Will Rising Tensions in Yemen Lead to Quick Solution or Chaos?
Local journalist Nasser Arrabyee believes that despite more planned protests, a quiet exit for President Saleh could be negotiated.
Anti-government protesters shout slogans during a demonstration demanding the resignation of Yemeni President Ali Abdullah Saleh, in Sana'a, Yemen, March 23, 2011
Last updated on: March 22, 2011 8:00 PM
Yemen's parliament has approved a law imposing a state of emergency in the country amid protest-related violence. The adoption of the emergency law Wednesday was expected, as Yemeni President Ali Abdullah Saleh's ruling party holds a majority of the parliamentary seats.
Saleh announced a state of emergency after gunmen loyal to the president opened fire on a group of protesters calling for his ouster Friday, killing a reported 52 people. A wave of government officials, tribal leaders and diplomats defected to the side of opposition protesters after the bloody crackdown. Yemen's top military figure, Major General Ali Muhsen al-Ahmar, also defected to "support the peaceful revolution."
Nasser Arrabyee, a Yemeni journalist based in Sana'a who writes for the Cairo-based Al Ahram Weekly and the Dubai-based Gulf News daily newspaper, regularly covers events in Yemen for major international newspapers and on his own blog.
VOA's Davin Hutchins spoke with him by phone to find out more about how last week's killings may alter events in coming days.
Arrabyee: Ali Muhsen has been the main pillar of Saleh’s rule over the last 30 years, and he is from the same village, from the same clan [as Saleh] – from Sanhan, and from the same family. So it is difficult to say now whether he is a completely honest fellow. There is a possibility that they agreed, that they made a deal to help Saleh find a peaceful solution for transferring power. And also, at the same time, to secure a safe exit for Saleh…. but I would say [the situation] could end at any moment.
Hutchins: You said in a recent blog post that the crisis was at its end, and that last Friday was a turning point, but Saleh has not really changed his position other than to say that he will step down by the end of the year.

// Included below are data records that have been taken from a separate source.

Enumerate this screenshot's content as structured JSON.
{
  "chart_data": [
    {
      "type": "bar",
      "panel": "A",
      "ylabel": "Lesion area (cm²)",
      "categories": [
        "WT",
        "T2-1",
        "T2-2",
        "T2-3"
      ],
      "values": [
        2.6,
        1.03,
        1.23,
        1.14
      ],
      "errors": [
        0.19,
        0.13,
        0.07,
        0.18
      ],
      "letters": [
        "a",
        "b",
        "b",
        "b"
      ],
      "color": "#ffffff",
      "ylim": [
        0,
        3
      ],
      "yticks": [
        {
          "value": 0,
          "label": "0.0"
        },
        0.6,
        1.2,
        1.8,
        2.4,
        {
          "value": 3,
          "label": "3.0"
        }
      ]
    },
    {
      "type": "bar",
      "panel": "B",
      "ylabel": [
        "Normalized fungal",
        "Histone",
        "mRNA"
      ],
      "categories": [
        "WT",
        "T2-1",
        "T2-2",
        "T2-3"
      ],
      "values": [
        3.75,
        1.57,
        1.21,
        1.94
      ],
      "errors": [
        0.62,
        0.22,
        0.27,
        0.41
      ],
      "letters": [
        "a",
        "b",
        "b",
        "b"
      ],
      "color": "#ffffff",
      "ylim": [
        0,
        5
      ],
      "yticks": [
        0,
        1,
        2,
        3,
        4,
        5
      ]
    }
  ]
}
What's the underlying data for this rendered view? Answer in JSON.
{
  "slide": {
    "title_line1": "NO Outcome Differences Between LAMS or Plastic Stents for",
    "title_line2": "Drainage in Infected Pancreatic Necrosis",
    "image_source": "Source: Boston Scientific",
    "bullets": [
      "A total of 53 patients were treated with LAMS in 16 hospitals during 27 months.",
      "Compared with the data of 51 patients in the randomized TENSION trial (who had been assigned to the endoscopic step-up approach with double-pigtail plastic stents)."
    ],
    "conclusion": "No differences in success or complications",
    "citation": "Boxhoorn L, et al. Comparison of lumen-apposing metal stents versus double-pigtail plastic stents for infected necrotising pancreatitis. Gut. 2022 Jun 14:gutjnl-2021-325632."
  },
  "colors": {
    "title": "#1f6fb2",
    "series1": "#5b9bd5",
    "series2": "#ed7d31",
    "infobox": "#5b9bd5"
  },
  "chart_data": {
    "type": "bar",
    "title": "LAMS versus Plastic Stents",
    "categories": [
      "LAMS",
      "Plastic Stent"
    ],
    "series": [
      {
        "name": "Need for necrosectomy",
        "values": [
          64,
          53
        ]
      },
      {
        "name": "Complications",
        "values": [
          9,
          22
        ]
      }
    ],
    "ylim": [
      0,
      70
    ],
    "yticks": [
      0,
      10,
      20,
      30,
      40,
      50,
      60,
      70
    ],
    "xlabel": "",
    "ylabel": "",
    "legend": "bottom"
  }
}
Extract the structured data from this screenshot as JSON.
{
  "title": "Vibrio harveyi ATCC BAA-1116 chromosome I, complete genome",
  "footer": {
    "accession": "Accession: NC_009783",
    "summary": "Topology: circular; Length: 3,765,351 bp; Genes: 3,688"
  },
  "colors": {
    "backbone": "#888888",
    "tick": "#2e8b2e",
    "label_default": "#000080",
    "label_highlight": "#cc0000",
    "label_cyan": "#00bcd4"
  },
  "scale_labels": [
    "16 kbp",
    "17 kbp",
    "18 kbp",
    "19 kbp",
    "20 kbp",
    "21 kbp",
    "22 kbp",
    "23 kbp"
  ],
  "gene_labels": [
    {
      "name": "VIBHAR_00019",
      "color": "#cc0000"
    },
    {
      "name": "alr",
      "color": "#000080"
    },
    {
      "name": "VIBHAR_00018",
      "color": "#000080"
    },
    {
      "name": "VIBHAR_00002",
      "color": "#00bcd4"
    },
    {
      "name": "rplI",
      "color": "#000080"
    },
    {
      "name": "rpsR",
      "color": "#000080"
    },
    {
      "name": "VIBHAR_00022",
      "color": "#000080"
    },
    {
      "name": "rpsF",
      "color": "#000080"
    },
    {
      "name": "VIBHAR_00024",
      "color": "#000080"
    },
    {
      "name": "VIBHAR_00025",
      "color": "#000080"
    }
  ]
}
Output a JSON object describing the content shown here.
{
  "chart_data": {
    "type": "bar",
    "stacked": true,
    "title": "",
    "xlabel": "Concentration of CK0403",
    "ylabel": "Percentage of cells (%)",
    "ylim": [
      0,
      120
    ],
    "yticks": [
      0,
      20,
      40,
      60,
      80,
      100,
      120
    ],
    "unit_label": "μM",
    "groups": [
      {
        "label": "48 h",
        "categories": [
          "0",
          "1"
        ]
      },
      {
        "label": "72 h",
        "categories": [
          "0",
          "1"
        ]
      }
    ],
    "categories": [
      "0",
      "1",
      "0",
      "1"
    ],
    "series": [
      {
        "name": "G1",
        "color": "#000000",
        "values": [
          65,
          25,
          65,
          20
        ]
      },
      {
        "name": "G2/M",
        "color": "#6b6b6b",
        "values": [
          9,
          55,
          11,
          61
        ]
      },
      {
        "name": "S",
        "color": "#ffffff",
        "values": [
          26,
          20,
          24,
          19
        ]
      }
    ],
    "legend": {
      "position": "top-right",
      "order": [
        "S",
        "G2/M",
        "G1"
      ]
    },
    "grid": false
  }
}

So, what makes you so sure that this won’t be a drawn out stalemate.
Arrabyee: When I said that the end was very close I meant that there will be some kind of deal. This is what I see from the previous history, because right now there is a lot of effort from inside and outside Yemen to reach a deal to transfer power….
Hutchins: When we saw what was happening in the final days of the Mubarak regime in Egypt, when there was a crackdown or supression, that seemed to motivate the protesters even more. The protesters in Yemen are already organizing for this Friday. Do you think that the numbers will be larger because of what happened last Friday? What do you expect exactly?
Arrabyee: I think the protests will be stronger, that there will be more and more protesters, because of what happened last Friday and because of a direct call from the opposition [for more rallies]. It will be a decisive Friday, but at the same time I am not expecting [a repeat of the violence last Friday], but something strong, something in the direction of finding a solution.